Maroc : décès de deux jeunes mineurs à Jerada, la colère !

Le 22 décembre, deux ouvriers, des frères de 23 et 30 ans, sont morts noyés dans une des nombreuses mines de fortune creusées à Jerada, l’ancienne capitale de l’anthracite du nord-est marocain, désormais une des villes les plus pauvres d’une région abandonnée. Ces deux nouveaux décès, survenant après d’autres, ont déclenché la colère de la population.

À la fermeture en 2000 de la mine d’anthracite exploitée depuis plus de soixante-dix ans par les Charbonnages du Maroc, 9 000 personnes se sont retrouvées au chômage. Il n’y a plus de travail à Jerada, ville qui compte encore 45 000 habitants.
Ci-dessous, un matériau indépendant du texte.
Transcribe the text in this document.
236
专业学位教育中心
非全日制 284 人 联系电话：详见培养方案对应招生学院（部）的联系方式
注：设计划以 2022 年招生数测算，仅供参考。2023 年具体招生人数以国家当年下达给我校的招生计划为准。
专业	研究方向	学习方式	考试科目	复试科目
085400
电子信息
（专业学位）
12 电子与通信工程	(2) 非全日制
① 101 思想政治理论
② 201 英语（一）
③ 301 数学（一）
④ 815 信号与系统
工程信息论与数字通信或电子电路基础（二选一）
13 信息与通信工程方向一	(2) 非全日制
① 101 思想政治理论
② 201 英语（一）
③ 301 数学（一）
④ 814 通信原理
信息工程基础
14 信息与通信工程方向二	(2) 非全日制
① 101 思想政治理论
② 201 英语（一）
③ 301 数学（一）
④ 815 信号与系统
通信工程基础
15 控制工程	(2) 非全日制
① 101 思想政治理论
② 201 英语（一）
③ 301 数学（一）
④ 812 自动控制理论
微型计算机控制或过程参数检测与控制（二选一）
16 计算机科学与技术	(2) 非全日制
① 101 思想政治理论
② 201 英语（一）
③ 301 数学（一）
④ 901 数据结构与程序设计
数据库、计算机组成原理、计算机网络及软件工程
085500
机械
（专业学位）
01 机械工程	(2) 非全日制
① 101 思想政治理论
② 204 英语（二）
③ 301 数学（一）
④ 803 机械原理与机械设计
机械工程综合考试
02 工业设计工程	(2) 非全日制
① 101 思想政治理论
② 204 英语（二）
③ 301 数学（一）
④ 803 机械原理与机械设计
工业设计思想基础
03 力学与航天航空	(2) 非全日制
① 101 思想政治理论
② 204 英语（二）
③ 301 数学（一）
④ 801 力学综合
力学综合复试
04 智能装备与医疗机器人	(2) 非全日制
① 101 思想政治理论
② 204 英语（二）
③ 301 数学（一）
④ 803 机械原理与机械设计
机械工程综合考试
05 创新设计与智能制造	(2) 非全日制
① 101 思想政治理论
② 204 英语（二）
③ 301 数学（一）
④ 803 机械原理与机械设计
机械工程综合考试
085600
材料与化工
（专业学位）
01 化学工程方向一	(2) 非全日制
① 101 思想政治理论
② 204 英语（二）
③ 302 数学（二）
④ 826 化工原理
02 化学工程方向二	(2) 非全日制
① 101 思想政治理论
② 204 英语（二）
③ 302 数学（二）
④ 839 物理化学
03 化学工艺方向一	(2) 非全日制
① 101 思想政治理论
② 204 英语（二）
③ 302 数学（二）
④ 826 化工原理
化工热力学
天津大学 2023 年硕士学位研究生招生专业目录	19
Plus assez rentable pour une exploitation capitaliste, la veine est encore creusée par des centaines des travailleurs qui n’ont que cette solution pour survivre. « Nous vivons dans une région sinistrée, où une partie des habitants n’a que le choix de creuser des puits pour subvenir à ses besoins », constate un militant de l’Association marocaine des droits de l’homme.

Comme en témoigne l’un d’entre eux dans une vidéo, avec 1 600 dirhams gagnés à l’usine (143 euros), il devait en payer 750 pour l’eau et 460 pour l’électricité. Les salaires de misère ajoutés au chômage massif conduisent ces hommes à creuser des puits sauvages, jusqu’à 30 mètres de profondeur, puis des galeries étroites laissant à peine la place de se glisser. Les sacs de charbon sont remontés par des collègues à l’aide d’un treuil, d’une corde, d’un vieux pneu et évidemment des mains. Parfois, un compresseur envoie de l’air au fond par l’intermédiaire d’un tuyau d’arrosage.

Les autorités locales comme l’État ferment les yeux sur ces conditions de travail d’un autre âge. Elles ne délivrent pas d’autorisation, mais sont forcément au fait de ce que le charbon extrait – environ 100 tonnes par jour au su de tous – est transporté sur des charrettes tirées par une mule et vendu aux briquetteries, aux propriétaires de fours, aux hammams et ce jusqu’à Casablanca, à 600 kilomètres de là. Selon les habitants, des mafias prospèrent sur ce commerce. Régulièrement, plusieurs fois par mois parfois, des ouvriers meurent, des pieds ou des mains sont écrasés.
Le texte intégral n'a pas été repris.